Right/Left Handedness

I was in a discussion I had been in before about issues left handed people have with the world.  The question came up as to why there are so many MORE right handed people in the world.  That led me off on a search for information.

As it turns out, the world population of right handed people is between 85 and 90 percent.  Not only that, but that percentage is apparently consistent across gender, nationality, and race.  Further, it’s apparently also remained at that level for as long as it’s been tracked…approximately 500 years.

Now, it’s true that left handed people have been persecuted…and even exterminated over the course of history and, to a degree are still degraded today.  (Think of left handed sciscors.)  Even our languages have implications.  In English, the difference between “right” and “wrong” almost certainly has some origin with handedness.  In Italian, the word for a left handed person is “sinisteri” (sinister).  However, that doesn’t account for the reasons why.

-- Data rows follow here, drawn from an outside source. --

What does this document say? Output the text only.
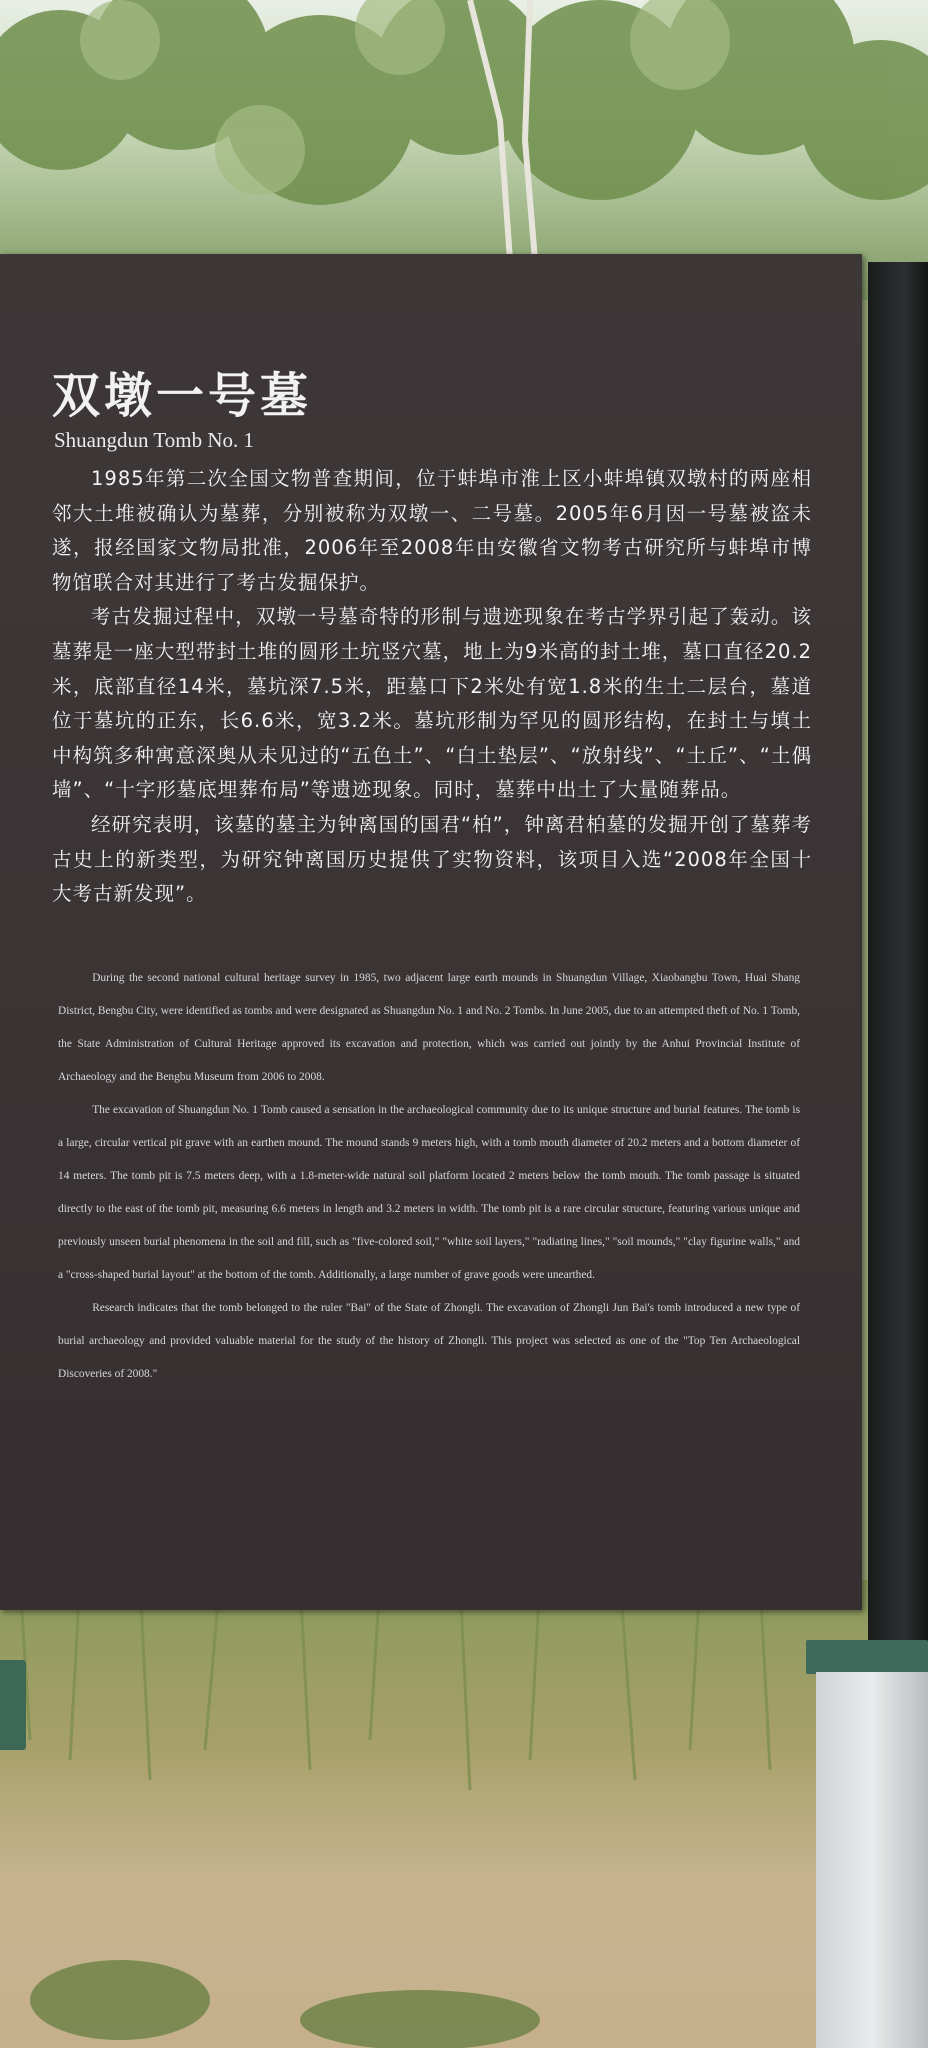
双墩一号墓
Shuangdun Tomb No. 1

1985年第二次全国文物普查期间，位于蚌埠市淮上区小蚌埠镇双墩村的两座相邻大土堆被确认为墓葬，分别被称为双墩一、二号墓。2005年6月因一号墓被盗未遂，报经国家文物局批准，2006年至2008年由安徽省文物考古研究所与蚌埠市博物馆联合对其进行了考古发掘保护。

考古发掘过程中，双墩一号墓奇特的形制与遗迹现象在考古学界引起了轰动。该墓葬是一座大型带封土堆的圆形土坑竖穴墓，地上为9米高的封土堆，墓口直径20.2米，底部直径14米，墓坑深7.5米，距墓口下2米处有宽1.8米的生土二层台，墓道位于墓坑的正东，长6.6米，宽3.2米。墓坑形制为罕见的圆形结构，在封土与填土中构筑多种寓意深奥从未见过的“五色土”、“白土垫层”、“放射线”、“土丘”、“土偶墙”、“十字形墓底埋葬布局”等遗迹现象。同时，墓葬中出土了大量随葬品。

经研究表明，该墓的墓主为钟离国的国君“柏”，钟离君柏墓的发掘开创了墓葬考古史上的新类型，为研究钟离国历史提供了实物资料，该项目入选“2008年全国十大考古新发现”。

During the second national cultural heritage survey in 1985, two adjacent large earth mounds in Shuangdun Village, Xiaobangbu Town, Huai Shang District, Bengbu City, were identified as tombs and were designated as Shuangdun No. 1 and No. 2 Tombs. In June 2005, due to an attempted theft of No. 1 Tomb, the State Administration of Cultural Heritage approved its excavation and protection, which was carried out jointly by the Anhui Provincial Institute of Archaeology and the Bengbu Museum from 2006 to 2008.

The excavation of Shuangdun No. 1 Tomb caused a sensation in the archaeological community due to its unique structure and burial features. The tomb is a large, circular vertical pit grave with an earthen mound. The mound stands 9 meters high, with a tomb mouth diameter of 20.2 meters and a bottom diameter of 14 meters. The tomb pit is 7.5 meters deep, with a 1.8-meter-wide natural soil platform located 2 meters below the tomb mouth. The tomb passage is situated directly to the east of the tomb pit, measuring 6.6 meters in length and 3.2 meters in width. The tomb pit is a rare circular structure, featuring various unique and previously unseen burial phenomena in the soil and fill, such as "five-colored soil," "white soil layers," "radiating lines," "soil mounds," "clay figurine walls," and a "cross-shaped burial layout" at the bottom of the tomb. Additionally, a large number of grave goods were unearthed.

Research indicates that the tomb belonged to the ruler "Bai" of the State of Zhongli. The excavation of Zhongli Jun Bai's tomb introduced a new type of burial archaeology and provided valuable material for the study of the history of Zhongli. This project was selected as one of the "Top Ten Archaeological Discoveries of 2008."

A little more searching led me to find that there are actually two different genes for determining handedness and neither of them are for left handedness.  The D gene is for right handed, and the C gene is for “chance.”  Anyone with a D gene is automatically right handed.  Anyone with two C genes has a 50-50 chance of being right or left handed.

A child born to two left handed parents (who both have two C genes) would, themselves have two C genes.  But because C implies “chance” and not “left handed” the child would still have a 50-50 chance of being right handed.